Many in Congress recalled the recent experience with the military junta that rules
Burma and its reluctance to permit the United States and other nations to provide vitally
needed humanitarian assistance directly to its people in the aftermath of the May 2
cyclone that struck the Irrawaddy Delta region.
The Senate subcommittee was examining U.S. policy options to determine what worked and
if additional legislation might be needed to strengthen U.S. assistance efforts. The
other purpose of the hearing was to determine if there is adequate funding provided for
such needs in the annual budget.
Kunder said in events such as the Burma cyclone, it is critical for the United States
to have policy options that help overcome political obstructions to humanitarian
assistance.
Warlick said the United States has learned from situations like the December 2004
Indian Ocean tsunami that the U.S. armed forces can become vital aid providers in ways no
other relief agencies can. "When the tsunami devastated the lives of millions of people
in the Indian Ocean states, the U.S. military was a key partner in putting together a
rapid and effective response," he said.
When situations like that in Burma, the United States does have other options. "The
question -- what is our last resort if all else fails? -- poses the greatest challenge in
humanitarian intervention," Warlick said. There are two components to consider: one legal
and the other practical.
The international community can act, even without the consent of the host government,
under decisions of the U.N. Security Council and Chapter VII of the U.N. Charter. The
decision to act is based on a determination by the Security Council that the situation
presents a threat to international peace and security, Warlick said.

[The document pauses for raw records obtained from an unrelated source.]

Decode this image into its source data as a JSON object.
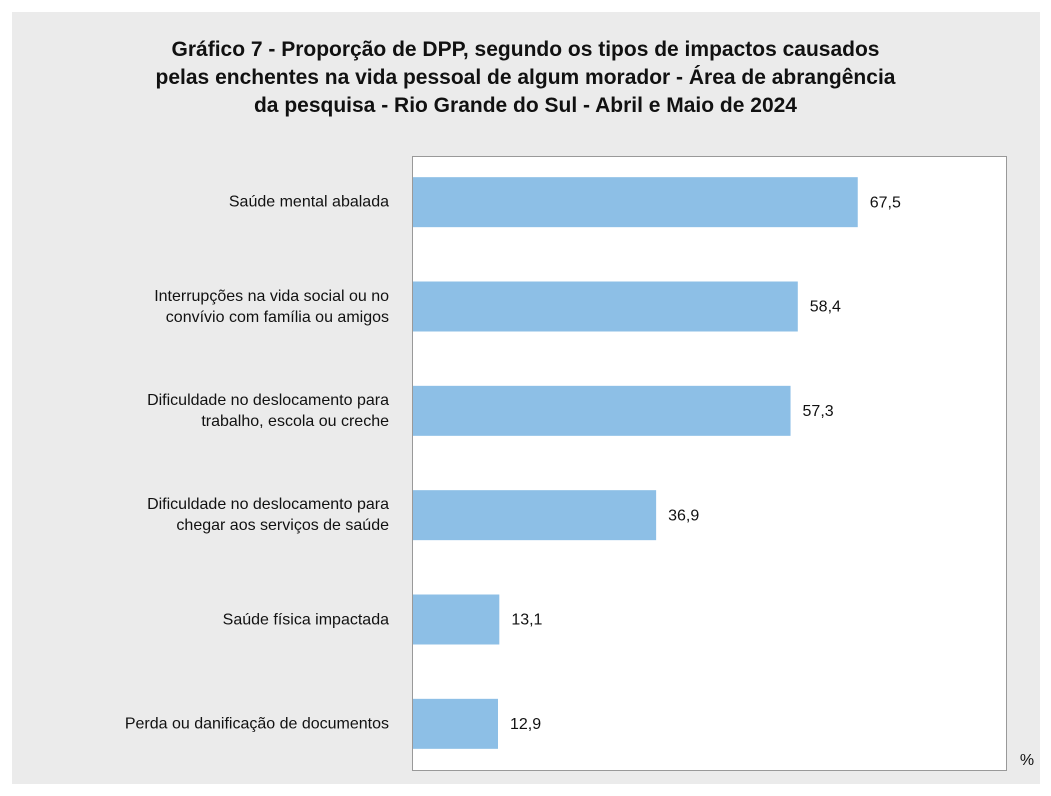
{
  "chart_data": {
    "type": "bar",
    "orientation": "horizontal",
    "title": "Gráfico 7 - Proporção de DPP, segundo os tipos de impactos causados\npelas enchentes na vida pessoal de algum morador - Área de abrangência\nda pesquisa - Rio Grande do Sul - Abril e Maio de 2024",
    "categories": [
      "Saúde mental abalada",
      "Interrupções na vida social ou no\nconvívio com família ou amigos",
      "Dificuldade no deslocamento para\ntrabalho, escola ou creche",
      "Dificuldade no deslocamento para\nchegar aos serviços de saúde",
      "Saúde física impactada",
      "Perda ou danificação de documentos"
    ],
    "values": [
      67.5,
      58.4,
      57.3,
      36.9,
      13.1,
      12.9
    ],
    "value_labels": [
      "67,5",
      "58,4",
      "57,3",
      "36,9",
      "13,1",
      "12,9"
    ],
    "color": "#8dbfe6",
    "xlim": [
      0,
      90
    ],
    "x_axis_label": "%"
  }
}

In 2005, world leaders determined that nations have a primary responsibility to protect
their own people and that the international community has a responsibility to act when
ineffective governments fail to protect the most vulnerable in their societies, Warlick
said. The 2005 U.N. World Summit Document specifically established that nations have a
"responsibility to protect" populations from genocide, ethnic cleansing, war crimes and
crimes against humanity.
Warlick said the broader principle that seemingly internal actions can threaten
international peace and security is an important one, which could be applied legitimately
in a humanitarian crisis.
But forcing intervention for humanitarian purposes may have unintended consequences by
putting more people at risk and affecting whatever assistance that already might be
flowing into a country, Warlick said. "Military intervention may well involve
interruption of commercial activity, including the delivery of private aid, and
displacement of previously unaffected portions of the population," he said.
During the initial weeks of the crisis in Burma, France threatened to seek U.N.
Security Council authority to force humanitarian aid intervention under the
"responsibility to protect" clause of the World Summit Document. Ultimately, that action
was not taken.
While diplomatic negotiations continued with Burma, work was under way in Burma to
relieve the suffering, Warlick said. Nongovernmental organizations and U.N. agencies
already operating in Burma, often with financial support from USAID and the State
Department, began to assess humanitarian needs, coordinate responses and deliver relief.
Burma's ruling junta, however, finally agreed to allow a regional response led by the
Association of Southeast Asian Nations.
"Darfur, however, is an example where both lack of security on the ground and
government interference impede humanitarian operations," Warlick said.